I have read many articles on whether it is a good policy to have specific insurance for your concealed carry and self defense. First, check into your homeowner policy to see exactly what is covered. Better yet, after you do read your policy, call your agent and have it explained. If no coverage, it may be beneficial to look into specific coverage. Legal fees will prove to be expensive, and add up quickly. A few dollars a month is worth every penny in the long run. After the fact is not the time to consider insurance.
In an active situation, there are a lot of things you will need to process, in a very short period of time, quick seconds, and you better make sure you get it right, the first time. You do not get a second chance or do over.
- Know the laws of your state, know your rights. Read some of the many good articles on firearms and self-defense.
- Mentally rehearse in your mind different situations and how you might react in your scenario, keeping in mind the lawful application of your actions. Dry run type drills.
- Training, Training, Training.
- Go to the range as much as you can.
- Document your trips to the range, dates, times, rounds, weapon, etc.…, spreadsheets work well for this.

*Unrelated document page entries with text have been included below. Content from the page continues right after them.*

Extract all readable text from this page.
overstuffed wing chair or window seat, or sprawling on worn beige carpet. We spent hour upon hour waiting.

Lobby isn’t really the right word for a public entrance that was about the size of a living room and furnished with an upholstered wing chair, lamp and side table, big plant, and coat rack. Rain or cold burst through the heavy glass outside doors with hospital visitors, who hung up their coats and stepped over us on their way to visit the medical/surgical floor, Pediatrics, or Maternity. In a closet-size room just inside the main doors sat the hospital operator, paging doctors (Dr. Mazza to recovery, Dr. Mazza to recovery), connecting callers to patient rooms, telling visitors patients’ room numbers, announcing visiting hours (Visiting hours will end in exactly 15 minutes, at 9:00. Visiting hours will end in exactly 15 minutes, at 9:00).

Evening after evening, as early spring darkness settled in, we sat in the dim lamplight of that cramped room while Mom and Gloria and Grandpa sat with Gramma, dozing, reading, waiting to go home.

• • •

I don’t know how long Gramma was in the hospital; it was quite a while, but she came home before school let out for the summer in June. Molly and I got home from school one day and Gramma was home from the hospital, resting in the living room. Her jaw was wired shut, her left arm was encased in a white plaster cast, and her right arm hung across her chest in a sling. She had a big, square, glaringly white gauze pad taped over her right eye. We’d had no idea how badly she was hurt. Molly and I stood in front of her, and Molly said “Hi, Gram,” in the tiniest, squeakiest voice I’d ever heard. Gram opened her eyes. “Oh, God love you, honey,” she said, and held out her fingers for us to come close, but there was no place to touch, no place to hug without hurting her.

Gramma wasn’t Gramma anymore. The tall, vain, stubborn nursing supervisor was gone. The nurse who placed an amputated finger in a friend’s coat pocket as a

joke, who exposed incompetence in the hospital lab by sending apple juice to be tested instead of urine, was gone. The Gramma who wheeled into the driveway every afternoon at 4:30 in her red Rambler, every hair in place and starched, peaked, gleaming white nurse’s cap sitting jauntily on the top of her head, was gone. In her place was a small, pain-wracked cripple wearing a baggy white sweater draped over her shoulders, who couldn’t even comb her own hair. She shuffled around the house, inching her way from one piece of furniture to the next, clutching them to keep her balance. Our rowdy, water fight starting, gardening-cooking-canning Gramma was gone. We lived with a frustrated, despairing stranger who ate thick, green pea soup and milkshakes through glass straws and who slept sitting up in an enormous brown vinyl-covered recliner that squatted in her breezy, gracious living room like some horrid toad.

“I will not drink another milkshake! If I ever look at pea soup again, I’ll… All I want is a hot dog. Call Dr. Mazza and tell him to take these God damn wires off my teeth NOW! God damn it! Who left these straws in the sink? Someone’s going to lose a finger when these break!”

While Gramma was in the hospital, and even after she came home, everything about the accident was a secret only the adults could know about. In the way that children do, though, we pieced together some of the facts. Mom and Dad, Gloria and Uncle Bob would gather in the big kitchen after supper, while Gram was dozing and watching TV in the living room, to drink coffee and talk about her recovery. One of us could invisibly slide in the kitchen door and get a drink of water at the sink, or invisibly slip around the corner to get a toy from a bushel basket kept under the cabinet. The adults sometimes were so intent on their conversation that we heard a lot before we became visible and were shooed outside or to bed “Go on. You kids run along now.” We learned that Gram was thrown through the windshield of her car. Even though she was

- Document your training, be progressive in your training, advancing your skills along the way. It is good to show a type of recurring education, handgun safety, tactical techniques.
- Keep a three ring binder of what you do, range time, training, certificates, etc.…
- Know your states laws, and understand them.
If ever a need to be in court, you most certainly want to be defending yourself with your lawyer, and your rightful and legal actions, rather than have someone defend you on your behalf, because you are not alive to tell your side of the story.